A type of arthritis that primarily affects the joints of the spine, ankylosing spondylitis begins with inflammation at the points where tendons and ligaments attach to bone.
The effects of ankylosing spondylitis are cumulative as inflammation causes vertebral bone erosion, tissue scarring, and worsening symptoms. This process can eventually lead to new bone formation and spinal joint fusion.
Lower back pain that gets worse with rest and radiates down the buttock and thigh is a typical early symptom of ankylosing spondylitis.
This article provides an overview of the development and progression of ankylosing spondylitis.
How Ankylosing Spondylitis Affects Joints
Ankylosing spondylitis is a condition that affects mainly the fibrous tissue junctions where ligaments and tendons attach to bone, called entheses. Entheses are also referred to as insertion sites, osteotendinous junctions, or osteoligamentous junctions.1 There are two types of entheses:
- Fibrous entheses, in which the fibrous tissue of the tendon or ligament attaches to the bone.
- Fibrocartilaginous entheses, in which the connection between tendon or ligament and bone is augmented with fibrocartilage. The stiff fibrocartilage helps absorb some of the physical stress experienced at these connections.
Inflammation most often occurs in fibrocartilaginous entheses,2 and this inflammation is called enthesitis.

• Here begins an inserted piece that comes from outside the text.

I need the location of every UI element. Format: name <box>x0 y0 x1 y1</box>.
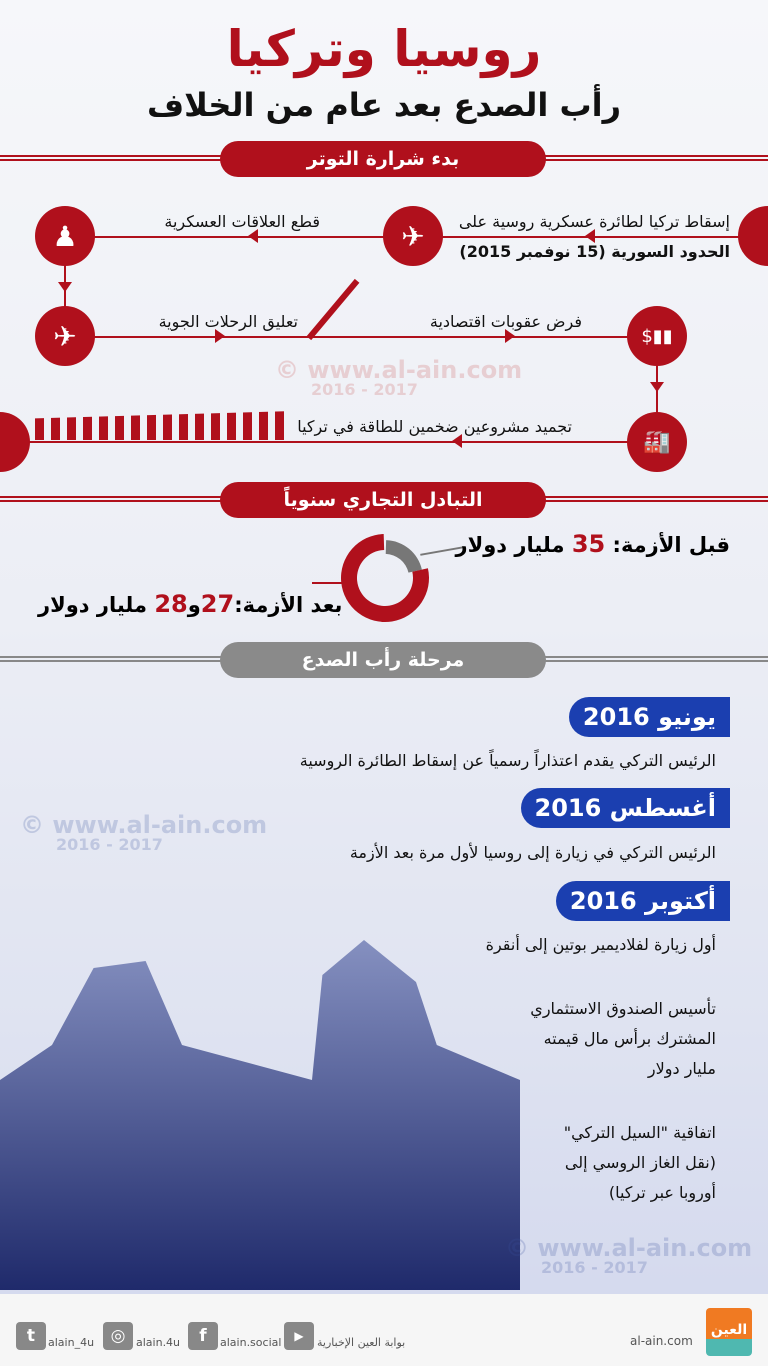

Ankylosing Spondylitis Symptoms
Enthesitis is the first stage of ankylosing spondylitis development, and it sets into motion a cascade of changes in the surrounding bone and soft tissue:
- Inflammation of the entheses (enthesitis) causes erosion of bone at the point of contact
- Calcification (extra bone growth) occurs as a natural response to the erosion
- Scarring of the surrounding tissues (e.g., ligaments and tendons) can occur. Extra bone formation occurs in response to the scarring.

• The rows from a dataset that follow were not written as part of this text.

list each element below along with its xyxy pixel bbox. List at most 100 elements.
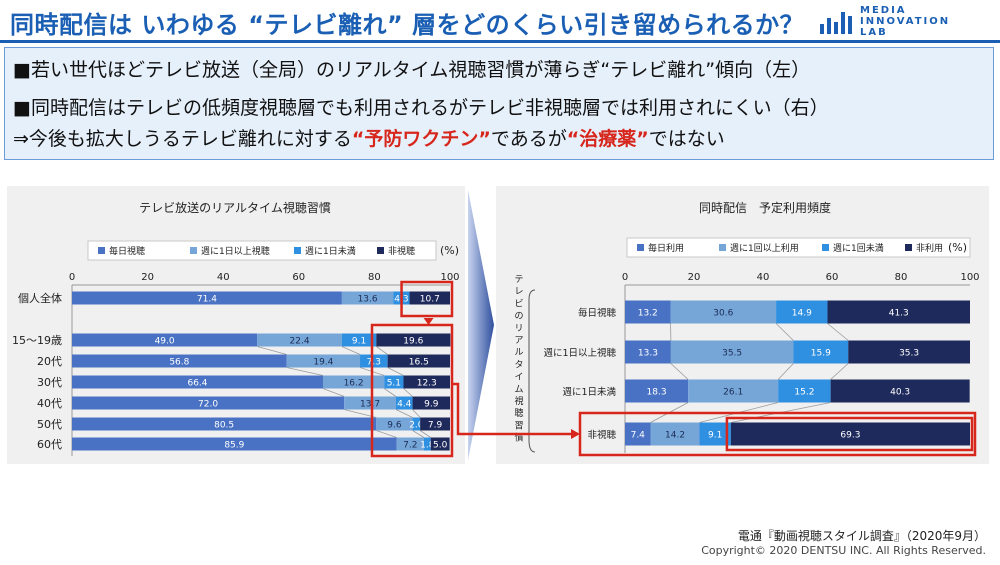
page-title: 同時配信は いわゆる “テレビ離れ” 層をどのくらい引き留められるか？ [10,11,805,39]
left-bar-segment [72,333,258,347]
right-data-label: 15.9 [811,349,831,359]
left-data-label: 9.6 [387,421,402,431]
left-tick-label: 0 [69,272,75,283]
left-legend-label: 週に1日以上視聴 [201,245,270,257]
left-bar-segment [376,417,413,431]
highlight-box-age-nonviewer [370,323,454,458]
left-bar-segment [72,375,323,389]
left-category-label: 15～19歳 [12,334,62,347]
right-category-label: 毎日視聴 [578,307,617,319]
right-data-label: 9.1 [708,431,722,441]
left-bar-segment [420,417,450,431]
left-data-label: 19.6 [403,337,423,347]
summary-vaccine: “予防ワクチン” [351,128,491,150]
right-axis-bracket [528,289,536,453]
right-bar-segment [625,422,651,446]
left-bar-segment [72,354,287,368]
left-data-label: 85.9 [224,441,244,451]
logo-text-line1: MEDIA [860,5,907,16]
right-bar-segment [699,422,731,446]
right-data-label: 13.2 [638,309,658,319]
right-data-label: 18.3 [647,388,667,398]
left-data-label: 80.5 [214,421,234,431]
right-legend-swatch [822,244,829,251]
left-category-label: 20代 [37,355,62,368]
left-data-label: 49.0 [155,337,175,347]
summary-line-3-a: ⇒今後も拡大しうるテレビ離れに対する [13,128,352,150]
right-bar-segment [670,300,777,324]
logo-text-line2: INNOVATION [860,16,951,27]
left-bar-segment [72,396,345,410]
right-chart-title: 同時配信 予定利用頻度 [699,200,831,215]
left-unit-label: (%) [440,244,459,257]
right-connector-line [670,363,689,380]
right-bar-segment [625,379,689,403]
left-legend-box [87,240,437,261]
right-data-label: 13.3 [638,349,658,359]
right-data-label: 7.4 [631,431,646,441]
right-tick-label: 40 [757,272,770,283]
summary-box: ■若い世代ほどテレビ放送（全局）のリアルタイム視聴習慣が薄らぎ“テレビ離れ”傾向… [4,47,994,160]
highlight-box-overall-nonviewer [400,280,454,318]
right-axis-title-char: タ [514,359,523,370]
right-bar-segment [830,379,970,403]
summary-line-3: ⇒今後も拡大しうるテレビ離れに対する“予防ワクチン”であるが“治療薬”ではない [13,124,725,151]
left-data-label: 22.4 [290,337,310,347]
right-bar-segment [776,300,828,324]
left-bar-segment [384,375,404,389]
logo-text-line3: LAB [860,27,888,38]
left-category-label: 60代 [37,438,62,451]
right-legend-swatch [719,244,726,251]
left-bar-segment [409,291,450,305]
left-connector-line [257,346,287,355]
left-data-label: 5.1 [387,379,401,389]
left-connector-line [286,367,324,376]
right-legend-box [626,237,971,258]
left-connector-line [412,409,421,418]
right-data-label: 41.3 [889,309,909,319]
left-bar-segment [403,375,450,389]
left-category-label: 50代 [37,418,62,431]
left-legend-swatch [294,247,301,254]
left-data-label: 5.0 [433,441,448,451]
left-data-label: 72.0 [198,400,218,410]
left-data-label: 13.7 [360,400,380,410]
right-bar-segment [670,340,794,364]
right-data-label: 40.3 [890,388,910,398]
right-category-label: 週に1日以上視聴 [543,347,616,359]
right-connector-line [777,363,794,380]
right-bar-segment [688,379,779,403]
left-data-label: 10.7 [420,295,440,305]
highlight-connector-arrow-icon [571,429,580,439]
left-bar-segment [396,437,424,451]
right-bar-segment [778,379,831,403]
summary-line-1: ■若い世代ほどテレビ放送（全局）のリアルタイム視聴習慣が薄らぎ“テレビ離れ”傾向… [13,59,811,81]
right-connector-line [827,323,849,341]
left-tick-label: 80 [368,272,381,283]
left-data-label: 9.9 [424,400,439,410]
highlight-box-nonuse [725,416,974,452]
left-data-label: 2.0 [409,421,424,431]
left-bar-segment [412,417,421,431]
summary-line-3-e: ではない [648,128,725,150]
left-data-label: 7.9 [428,421,443,431]
left-data-label: 19.4 [313,358,333,368]
left-bar-segment [412,396,450,410]
right-data-label: 69.3 [840,431,860,441]
left-data-label: 16.2 [344,379,364,389]
left-tick-label: 40 [217,272,230,283]
left-bar-segment [257,333,342,347]
right-axis-title-char: ム [514,384,523,395]
right-category-label: 非視聴 [587,429,616,441]
right-data-label: 30.6 [713,309,733,319]
right-axis-title-char: テ [514,274,523,285]
transition-arrow-icon [468,190,494,460]
right-axis-title-char: リ [514,324,523,334]
right-data-label: 35.3 [899,349,919,359]
left-connector-line [419,430,431,438]
right-connector-line [775,323,794,341]
left-bar-segment [341,333,377,347]
right-legend-label: 非利用 [916,242,943,254]
right-legend-label: 週に1回未満 [833,242,884,254]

Left untreated, this cycle of inflammation, calcification, scarring, and bone formation can recur repeatedly, causing the pain and stiffness that characterize ankylosing spondylitis. The condition most commonly affects the joints in the spine.
In addition to spinal changes and symptoms, some people with ankylosing spondylitis may experience symptoms outside of the spine, including chronic inflammation of the heart and eyes, and/or reduced lung capacity due to poor chest movement and scarring. Because of the possibility of these symptoms, people with ankylosing spondylitis are encouraged to have a rheumatologist manage their ongoing treatment.